The application is “extraordinary” because it asks the high court to halt a state supreme court’s ruling “on a state constitutional issue governing the state constitutional amendment process, all so that they can redraw congressional districts weeks before early voting begins in the primary.”
Even more extraordinary is what the application omits—“any mention of a deadline for relief, any discussion of the injunction in a separate case that renders the application meaningless, and any federal question providing this Court a basis for review,” the brief said.
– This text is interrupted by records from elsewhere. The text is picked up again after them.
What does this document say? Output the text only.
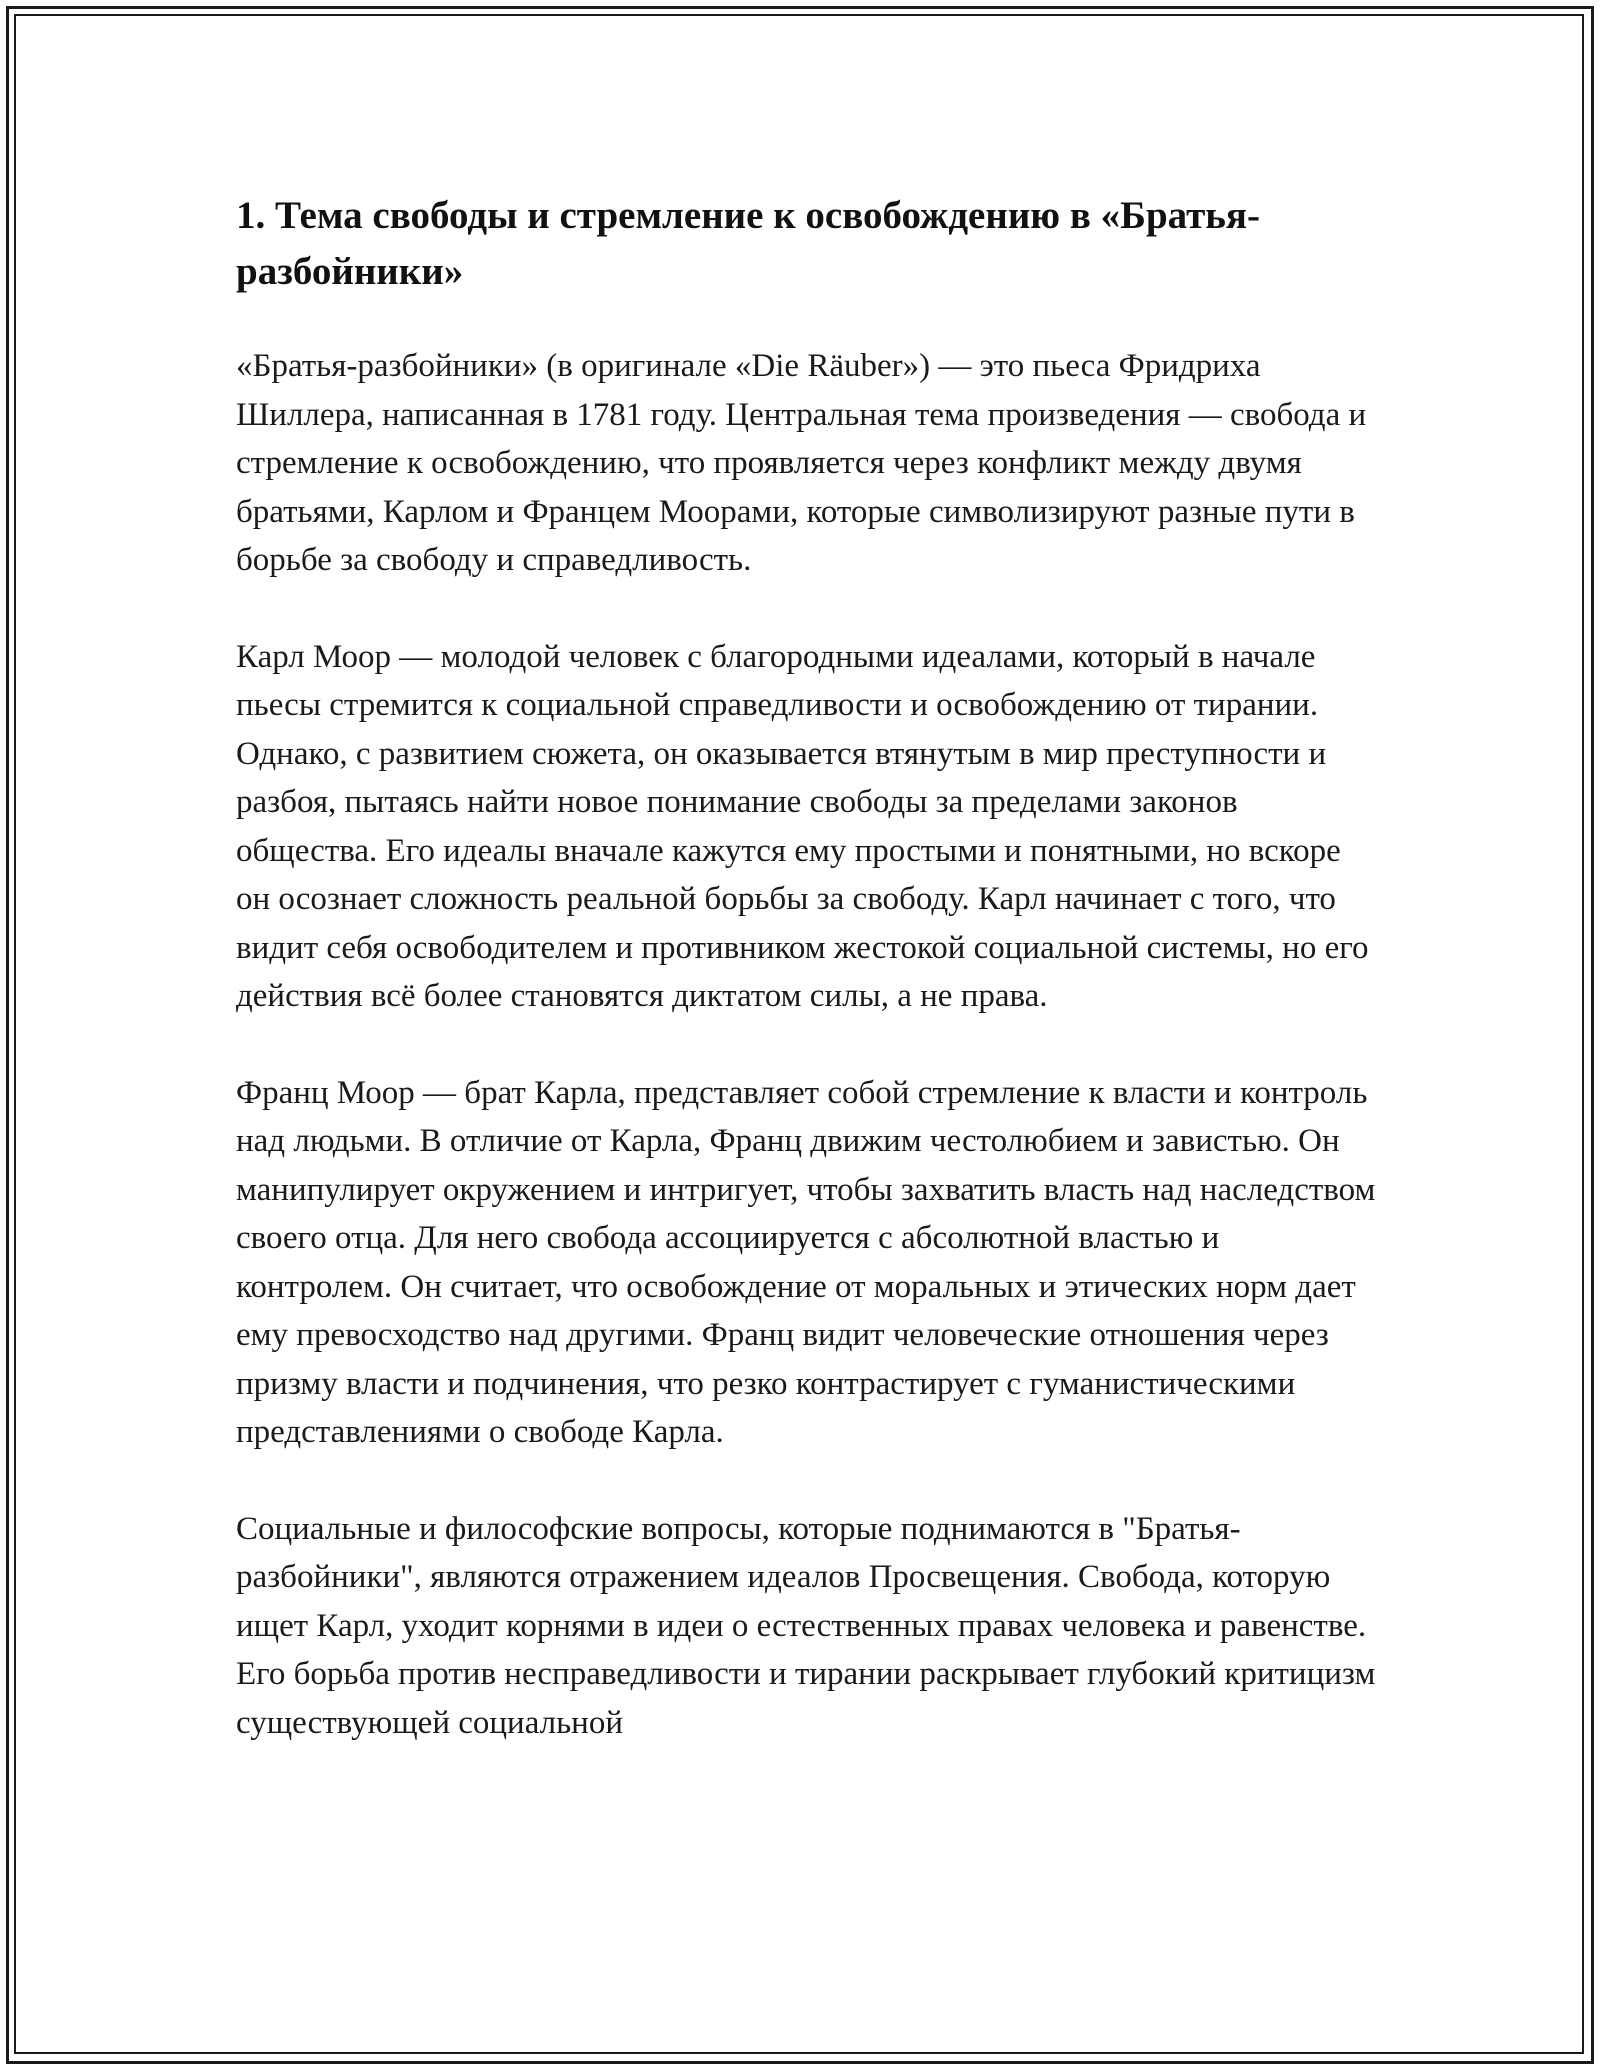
1. Тема свободы и стремление к освобождению в «Братья-разбойники»

«Братья-разбойники» (в оригинале «Die Räuber») — это пьеса Фридриха Шиллера, написанная в 1781 году. Центральная тема произведения — свобода и стремление к освобождению, что проявляется через конфликт между двумя братьями, Карлом и Францем Моорами, которые символизируют разные пути в борьбе за свободу и справедливость.

Карл Моор — молодой человек с благородными идеалами, который в начале пьесы стремится к социальной справедливости и освобождению от тирании. Однако, с развитием сюжета, он оказывается втянутым в мир преступности и разбоя, пытаясь найти новое понимание свободы за пределами законов общества. Его идеалы вначале кажутся ему простыми и понятными, но вскоре он осознает сложность реальной борьбы за свободу. Карл начинает с того, что видит себя освободителем и противником жестокой социальной системы, но его действия всё более становятся диктатом силы, а не права.

Франц Моор — брат Карла, представляет собой стремление к власти и контроль над людьми. В отличие от Карла, Франц движим честолюбием и завистью. Он манипулирует окружением и интригует, чтобы захватить власть над наследством своего отца. Для него свобода ассоциируется с абсолютной властью и контролем. Он считает, что освобождение от моральных и этических норм дает ему превосходство над другими. Франц видит человеческие отношения через призму власти и подчинения, что резко контрастирует с гуманистическими представлениями о свободе Карла.

Социальные и философские вопросы, которые поднимаются в "Братья-разбойники", являются отражением идеалов Просвещения. Свобода, которую ищет Карл, уходит корнями в идеи о естественных правах человека и равенстве. Его борьба против несправедливости и тирании раскрывает глубокий критицизм существующей социальной
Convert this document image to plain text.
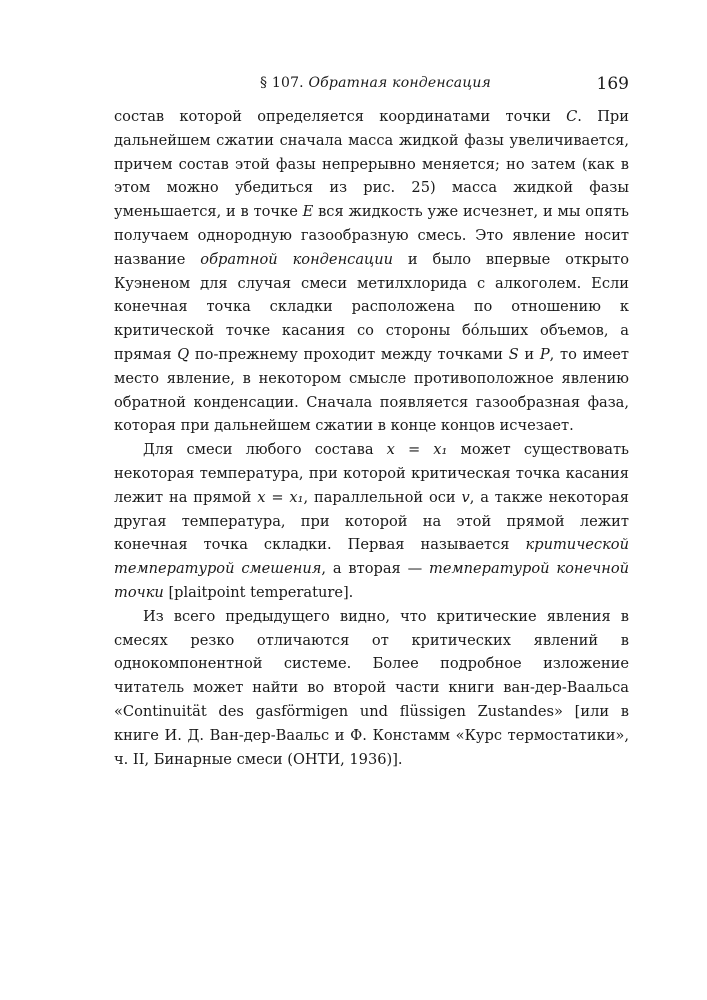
§ 107. Обратная конденсация	169

состав которой определяется координатами точки C. При дальнейшем сжатии сначала масса жидкой фазы увеличивается, причем состав этой фазы непрерывно меняется; но затем (как в этом можно убедиться из рис. 25) масса жидкой фазы уменьшается, и в точке E вся жидкость уже исчезнет, и мы опять получаем однородную газообразную смесь. Это явление носит название обратной конденсации и было впервые открыто Куэненом для случая смеси метилхлорида с алкоголем. Если конечная точка складки расположена по отношению к критической точке касания со стороны бóльших объемов, а прямая Q по-прежнему проходит между точками S и P, то имеет место явление, в некотором смысле противоположное явлению обратной конденсации. Сначала появляется газообразная фаза, которая при дальнейшем сжатии в конце концов исчезает.

Для смеси любого состава x = x₁ может существовать некоторая температура, при которой критическая точка касания лежит на прямой x = x₁, параллельной оси v, а также некоторая другая температура, при которой на этой прямой лежит конечная точка складки. Первая называется критической температурой смешения, а вторая — температурой конечной точки [plaitpoint temperature].

Из всего предыдущего видно, что критические явления в смесях резко отличаются от критических явлений в однокомпонентной системе. Более подробное изложение читатель может найти во второй части книги ван-дер-Ваальса «Continuität des gasförmigen und flüssigen Zustandes» [или в книге И. Д. Ван-дер-Ваальс и Ф. Констамм «Курс термостатики», ч. II, Бинарные смеси (ОНТИ, 1936)].
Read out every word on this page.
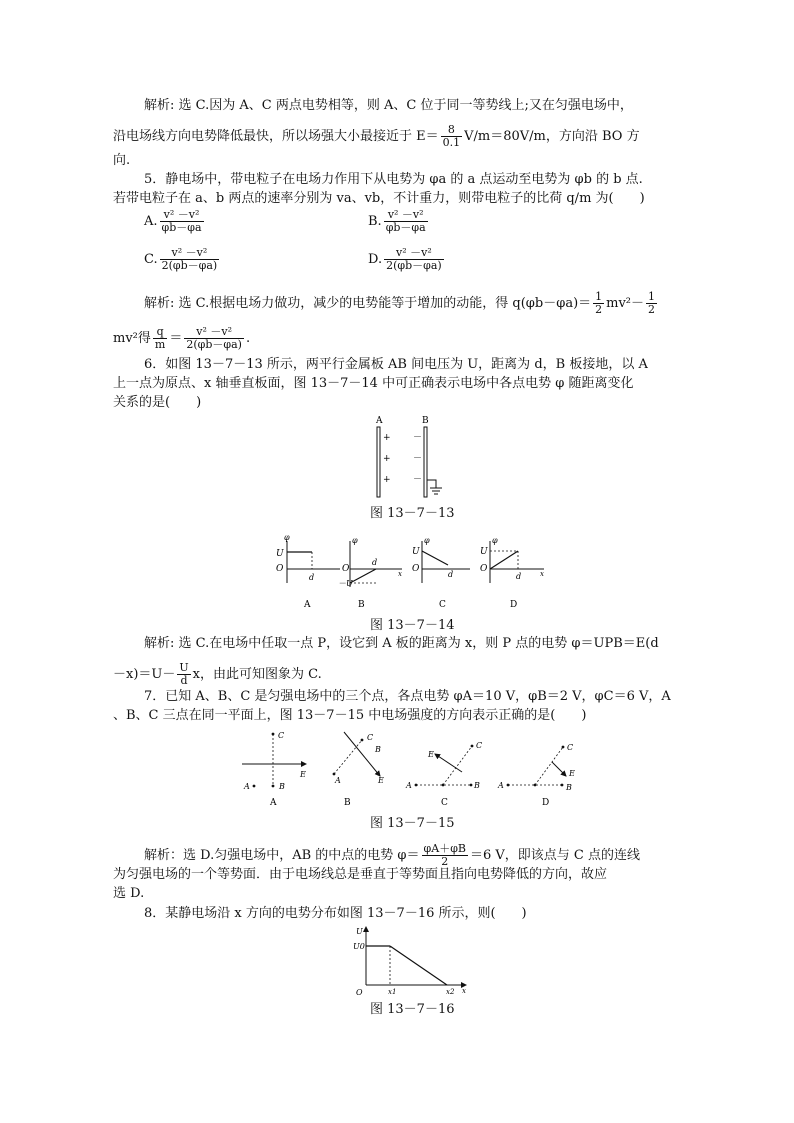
解析: 选 C.因为 A、C 两点电势相等，则 A、C 位于同一等势线上;又在匀强电场中，
沿电场线方向电势降低最快，所以场强大小最接近于 $E= \frac{8}{0.1} V/m=80V/m$，方向沿 BO 方
向.
5．静电场中，带电粒子在电场力作用下从电势为 φa 的 a 点运动至电势为 φb 的 b 点.
若带电粒子在 a、b 两点的速率分别为 va、vb，不计重力，则带电粒子的比荷 q/m 为(　　)
A. $\frac{\text{v² －v²}}{\varphi b-\varphi a}$	B. $\frac{\text{v² －v²}}{\varphi b-\varphi a}$
C. $\frac{\text{v² －v²}}{2(\varphi b-\varphi a)}$	D. $\frac{\text{v² －v²}}{2(\varphi b-\varphi a)}$
解析: 选 C.根据电场力做功，减少的电势能等于增加的动能，得 $q(\varphi b-\varphi a)= \frac{1}{2} mv^2- \frac{1}{2}$
mv²得 $\frac{q}{m} = \frac{\text{v² －v²}}{2(\varphi b-\varphi a)}$ .
6．如图 13－7－13 所示，两平行金属板 AB 间电压为 U，距离为 d，B 板接地，以 A
上一点为原点、x 轴垂直板面，图 13－7－14 中可正确表示电场中各点电势 φ 随距离变化
关系的是(　　)
A	B
+
+
+
－
－
－
图 13－7－13
φ
U
O
d
φ
x
O
－U
d
φ
U
O
d
φ
x
U
O
d
A	B	C	D
图 13－7－14
解析: 选 C.在电场中任取一点 P，设它到 A 板的距离为 x，则 P 点的电势 φ＝UPB＝E(d
$-x)=U- \frac{U}{d}$ x，由此可知图象为 C.
7．已知 A、B、C 是匀强电场中的三个点，各点电势 φA＝10 V，φB＝2 V，φC＝6 V，A
、B、C 三点在同一平面上，图 13－7－15 中电场强度的方向表示正确的是(　　)
C
E
B
A
C
B
A	E
A	B
C
E
A	B
C
E
A	B	C	D
图 13－7－15
解析：选 D.匀强电场中，AB 的中点的电势 $\varphi= \frac{\varphi A+\varphi B}{2} =6$ V，即该点与 C 点的连线
为匀强电场的一个等势面．由于电场线总是垂直于等势面且指向电势降低的方向，故应
选 D.
8．某静电场沿 x 方向的电势分布如图 13－7－16 所示，则(　　)
U
U0
O	x1	x2 x
图 13－7－16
Virginia’s highest court on May 8 threw out the voter-approved electoral map that was designed to flip four Republican-held congressional seats to Democrats, dealing a setback to Democratic hopes of retaking the U.S. House. Republicans also hold a majority in the U.S. Senate.
In a 4–3 decision, the Virginia Supreme Court blocked the results of the Democrat-backed ballot measure, finding that Democratic lawmakers had not followed proper procedure last year when they rushed to approve the referendum in time to reach the ballot ahead of the November 2026 vote.
Normally, state legislatures redraw congressional maps after the U.S. census takes place every 10 years.
Last year, the redistricting battle started when Texas, with President Donald Trump’s backing, launched its redistricting effort to protect the Republican Party’s narrow majority in the U.S. House. Other state legislatures, including Republican-controlled Florida and Democratic-dominated California and Virginia. State lawmakers in several other states are currently in the process of redrawing their congressional maps.
Those redrawing efforts accelerated after the U.S. Supreme Court ruled 6–3 on April 29 that race may not be the predominant, overriding reason for how congressional district lines are drawn.
McDougle hailed the new ruling.
“The Supreme Court of the United States has affirmed what we always knew: you cannot violate the Constitution to change the Constitution,” the state lawmaker wrote on X.
Virginia Gov. Abigail Spanberger, a Democrat, criticized the decision, which she said had the effect of nullifying “the votes of more than three million Virginians.”
“As Governor, I will make sure voters know when and how to cast their votes this year. Because our votes are how we choose the representation we deserve,” she wrote on X.